Donc, pour votre gouverne, ce qui, je vous le précise, ne signifie pas que vous gouvernez : Fouquier-Tinville, c’était le copain de Robespierre, cette figure tutélaire dont votre chef a fait son fond d’écran mental. 
Un procureur de la Terreur. Il ne dénonçait pas sur Instagram, lui. Il faisait exécuter. Il signait des condamnations comme d’autres retweetent des indignations. Suivez mon regard. 
Quant aux tricoteuses : elles assistaient, fascinées, à la guillotine. Elles tricotaient paisiblement entre deux têtes qui tombent. Spectatrices. Enthousiastes.

Califat intersectionnel

Rima, vous voulez la révolution. Mais on ne fait pas la révolution en flirtant avec une organisation terroriste qui décapite des femmes et jette les homosexuels du haut des immeubles. On ne convoque pas 1789 avec dans la poche le communiqué du Hamas.
Le problème n’est pas que vous vouliez tout renverser. C’est de votre âge. C’est qu’on ne sait pas si c’est pour rebâtir une République… Ou pour installer un califat intersectionnel, sous le regard noir de votre Robespierre en crocs.
Alors dites-nous, Rima : Vous êtes plutôt Fouquier-Tinville 2.0, version keffieh éthique ? Ou tricoteuse connectée, spectatrice militante de vos propres uppercuts moraux ?

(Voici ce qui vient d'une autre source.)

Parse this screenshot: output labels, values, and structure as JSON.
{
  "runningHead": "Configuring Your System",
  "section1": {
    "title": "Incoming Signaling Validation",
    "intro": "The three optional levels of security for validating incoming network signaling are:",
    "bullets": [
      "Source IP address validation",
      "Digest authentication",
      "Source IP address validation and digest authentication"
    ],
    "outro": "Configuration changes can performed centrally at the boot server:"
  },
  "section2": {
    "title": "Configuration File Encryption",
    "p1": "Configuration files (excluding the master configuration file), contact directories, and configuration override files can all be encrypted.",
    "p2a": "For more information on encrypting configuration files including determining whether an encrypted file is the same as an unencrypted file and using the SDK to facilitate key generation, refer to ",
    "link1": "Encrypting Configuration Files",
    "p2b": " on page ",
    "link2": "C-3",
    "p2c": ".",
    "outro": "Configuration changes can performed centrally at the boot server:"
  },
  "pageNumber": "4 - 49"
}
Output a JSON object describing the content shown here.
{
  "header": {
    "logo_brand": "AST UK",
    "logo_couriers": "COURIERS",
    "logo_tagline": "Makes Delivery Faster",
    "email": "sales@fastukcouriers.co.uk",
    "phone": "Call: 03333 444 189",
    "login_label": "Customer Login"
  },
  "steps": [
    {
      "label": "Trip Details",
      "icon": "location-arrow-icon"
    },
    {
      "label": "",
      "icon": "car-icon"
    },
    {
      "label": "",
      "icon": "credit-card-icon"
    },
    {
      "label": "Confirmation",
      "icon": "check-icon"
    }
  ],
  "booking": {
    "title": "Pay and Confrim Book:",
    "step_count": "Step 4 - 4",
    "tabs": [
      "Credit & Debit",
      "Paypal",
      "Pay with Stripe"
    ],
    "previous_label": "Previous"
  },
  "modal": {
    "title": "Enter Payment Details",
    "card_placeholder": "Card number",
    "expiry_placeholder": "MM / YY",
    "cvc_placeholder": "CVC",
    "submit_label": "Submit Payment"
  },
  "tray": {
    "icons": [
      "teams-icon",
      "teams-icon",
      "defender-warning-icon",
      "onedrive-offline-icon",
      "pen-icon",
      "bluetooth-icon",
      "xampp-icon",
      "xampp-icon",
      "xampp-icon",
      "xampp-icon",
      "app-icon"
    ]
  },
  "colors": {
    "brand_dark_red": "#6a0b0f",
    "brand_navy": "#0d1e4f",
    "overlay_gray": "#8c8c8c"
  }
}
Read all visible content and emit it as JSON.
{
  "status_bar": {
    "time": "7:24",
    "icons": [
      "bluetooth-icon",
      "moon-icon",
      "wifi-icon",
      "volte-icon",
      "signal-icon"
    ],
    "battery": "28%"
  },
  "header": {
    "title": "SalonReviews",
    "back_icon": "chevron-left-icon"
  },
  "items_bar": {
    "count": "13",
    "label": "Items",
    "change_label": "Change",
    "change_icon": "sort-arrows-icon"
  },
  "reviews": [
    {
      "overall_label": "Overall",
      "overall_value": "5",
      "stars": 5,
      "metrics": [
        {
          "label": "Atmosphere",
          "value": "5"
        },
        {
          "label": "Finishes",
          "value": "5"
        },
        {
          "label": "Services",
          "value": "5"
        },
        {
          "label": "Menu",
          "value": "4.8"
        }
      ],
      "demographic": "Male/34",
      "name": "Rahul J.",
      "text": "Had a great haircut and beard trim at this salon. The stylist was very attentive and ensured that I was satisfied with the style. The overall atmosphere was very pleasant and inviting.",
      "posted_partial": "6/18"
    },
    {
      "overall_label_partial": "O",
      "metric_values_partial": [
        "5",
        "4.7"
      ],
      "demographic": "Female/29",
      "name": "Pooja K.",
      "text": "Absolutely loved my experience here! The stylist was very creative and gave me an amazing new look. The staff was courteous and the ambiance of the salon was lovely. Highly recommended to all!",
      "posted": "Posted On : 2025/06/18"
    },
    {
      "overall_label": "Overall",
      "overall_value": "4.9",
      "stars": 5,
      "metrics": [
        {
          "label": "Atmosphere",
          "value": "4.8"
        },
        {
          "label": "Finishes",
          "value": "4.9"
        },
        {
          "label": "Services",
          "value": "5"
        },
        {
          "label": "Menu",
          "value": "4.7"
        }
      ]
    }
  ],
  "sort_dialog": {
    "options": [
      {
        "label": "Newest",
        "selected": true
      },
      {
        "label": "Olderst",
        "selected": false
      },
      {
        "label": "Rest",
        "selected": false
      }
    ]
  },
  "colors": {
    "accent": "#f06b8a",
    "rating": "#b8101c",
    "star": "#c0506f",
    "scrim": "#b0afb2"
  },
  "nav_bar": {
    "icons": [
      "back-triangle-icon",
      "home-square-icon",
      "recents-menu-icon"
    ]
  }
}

Vous êtes à la pensée ce que le prêt-à-porter est à la haute couture : ça brille, ça serre… mais ça ne tient pas trois lavages-essorages.

À ma lecture, vous comprendrez sans peine ma bienveillance. Je vous le dis tout de go : je suis outrée que certains vous attaquent sans jamais vous aider. Et pourtant, il faut vous reconnaître un vrai talent : le sens du moment. Pendant que la France célèbre la Révolution, vous appelez à la faire tomber. Pendant qu’on chante la Marseillaise, vous improvisez un brasier conceptuel. Quel brio. Redessiner l’histoire comme slogan textile, il fallait oser. J’en viens à me persuader que vous êtes à la pensée ce que le prêt-à-porter est à la haute couture : ça brille, ça serre… mais ça ne tient pas trois lavages essorages.
Et Pour finir, comme je vous aime bien, trop, peut-être, je me permets, après ces rappels sémantiques et historiques, un détour par un article moins drôle : Article 433-10 du Code pénal. « La provocation directe à la rébellion, par tout moyen de transmission, écrit, parole ou image, est punie de deux mois d’emprisonnement et de 7500 euros d’amende. »
C’est net. Précis. C’est ce qu’on appelle le cadre républicain. Ou, pour rester dans votre registre : le pare-feu légal contre la performance révolutionnaire low-cost.
Je crois, Rima, sans rire, enfin… si, un peu, qu’on pourrait vous comparer, en toute sécurité et en mémoire à Mao, à une tigresse de papier recyclé. Toutes griffes dehors dans les stories, toutes certitudes rentrées dans les débats.
Rima, vous êtes une vraie influence… dans le fond. Mais, dans le fond… y’a vraiment rien.